After studying fashion in Milan and Paris, he spent much of the 1950s working for established Paris-based designer Jean Desses and later Guy Laroche before striking out on his own. He founded the house of Valentino on Rome’s Via Condotti in 1959.

Early fans included Italian screen sirens Gina Lollobrigida and Sophia Loren, as well as Hollywood stars Elizabeth Taylor and Audrey Hepburn. Legendary American Vogue editor-in-chief Diana Vreeland also took the young designer under her wing.

Picture perfect

Perpetually tanned and always impeccably dressed, Valentino shared the lifestyle of his jet-set patrons. In addition to his 46-metre yacht and an art collection including works by Picasso and Miro, the couturier owned a 17th-century chateau near Paris with a garden said to boast more than a million roses.
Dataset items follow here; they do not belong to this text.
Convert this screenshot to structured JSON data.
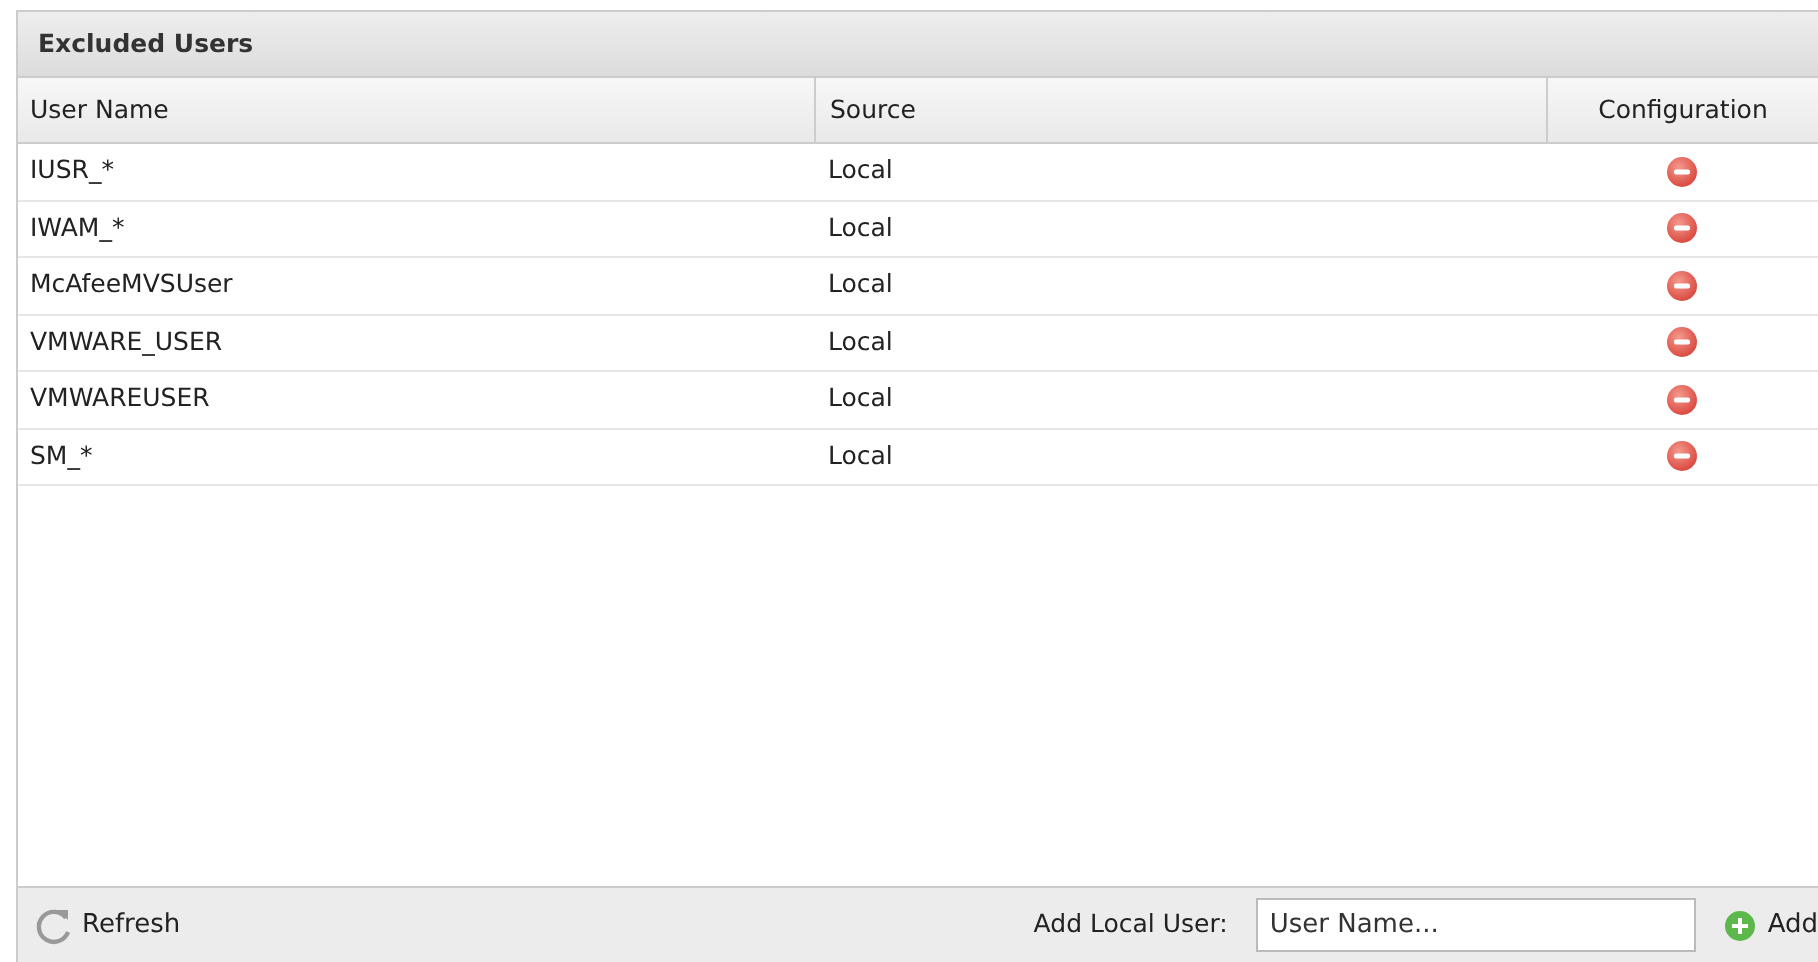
{
  "panel": {
    "title": "Excluded Users"
  },
  "table": {
    "columns": [
      "User Name",
      "Source",
      "Configuration"
    ],
    "rows": [
      {
        "user_name": "IUSR_*",
        "source": "Local"
      },
      {
        "user_name": "IWAM_*",
        "source": "Local"
      },
      {
        "user_name": "McAfeeMVSUser",
        "source": "Local"
      },
      {
        "user_name": "VMWARE_USER",
        "source": "Local"
      },
      {
        "user_name": "VMWAREUSER",
        "source": "Local"
      },
      {
        "user_name": "SM_*",
        "source": "Local"
      }
    ]
  },
  "footer": {
    "refresh": "Refresh",
    "add_label": "Add Local User:",
    "placeholder": "User Name...",
    "add": "Add"
  }
}
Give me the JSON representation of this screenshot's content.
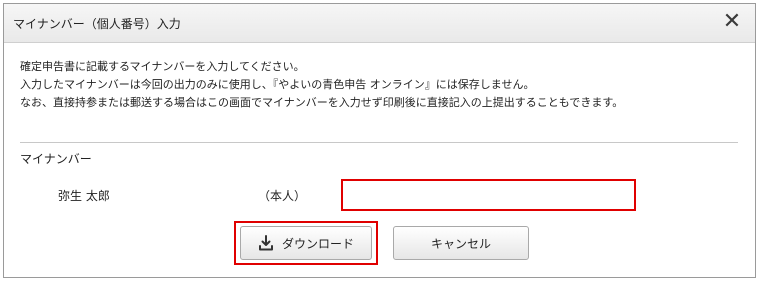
{
  "dialog": {
    "title": "マイナンバー（個人番号）入力",
    "close_symbol": "✕"
  },
  "description": {
    "line1": "確定申告書に記載するマイナンバーを入力してください。",
    "line2": "入力したマイナンバーは今回の出力のみに使用し、『やよいの青色申告 オンライン』には保存しません。",
    "line3": "なお、直接持参または郵送する場合はこの画面でマイナンバーを入力せず印刷後に直接記入の上提出することもできます。"
  },
  "mynumber": {
    "section_label": "マイナンバー",
    "person_name": "弥生 太郎",
    "relation": "（本人）",
    "input_value": ""
  },
  "buttons": {
    "download_label": "ダウンロード",
    "cancel_label": "キャンセル"
  },
  "icons": {
    "download": "download-icon",
    "close": "close-icon"
  },
  "colors": {
    "highlight": "#e00000"
  }
}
Valentino and his longtime partner Giancarlo Giammetti flitted among their homes — which also included places in New York, London, Rome, Capri and Gstaad, Switzerland — traveling with their pack of pugs and regularly joined by A-list heavy-hitting friends including Madonna and Gwyneth Paltrow.

“When I see somebody and unfortunately she’s relaxed and running around in jogging trousers and without any makeup … I feel very sorry,” the designer told RTL television in a 2007 interview. “For me, woman is like a beautiful, beautiful flower bouquet. She has always to be sensational, always to please, always to be perfect, always to please the husband, the lover, everybody. Because we are born to show ourselves always at our best.”

Over the years, Valentino’s empire expanded as the designer added ready-to-wear, menswear and accessories lines to his stable. Valentino and Giammetti sold the label to an Italian holding company for an estimated $300 million in 1998. Valentino would remain in a design role for another decade.

Valentino has been the subject of several retrospectives, including one at the Musee des Arts Decoratifs, which is housed in a wing of Paris’ Louvre Museum. He was also the subject of a hit 2008 documentary, Valentino: The Last Emperor that chronicled the end of his career in fashion.

His body will repose at the foundation’s headquarters in Rome on Wednesday and Thursday.

The funeral will be take place on Friday 23 January at 11:00, at the Basilica of Santa Maria degli Angeli e dei Martiri, Piazza della Repubblica 8, in Rome.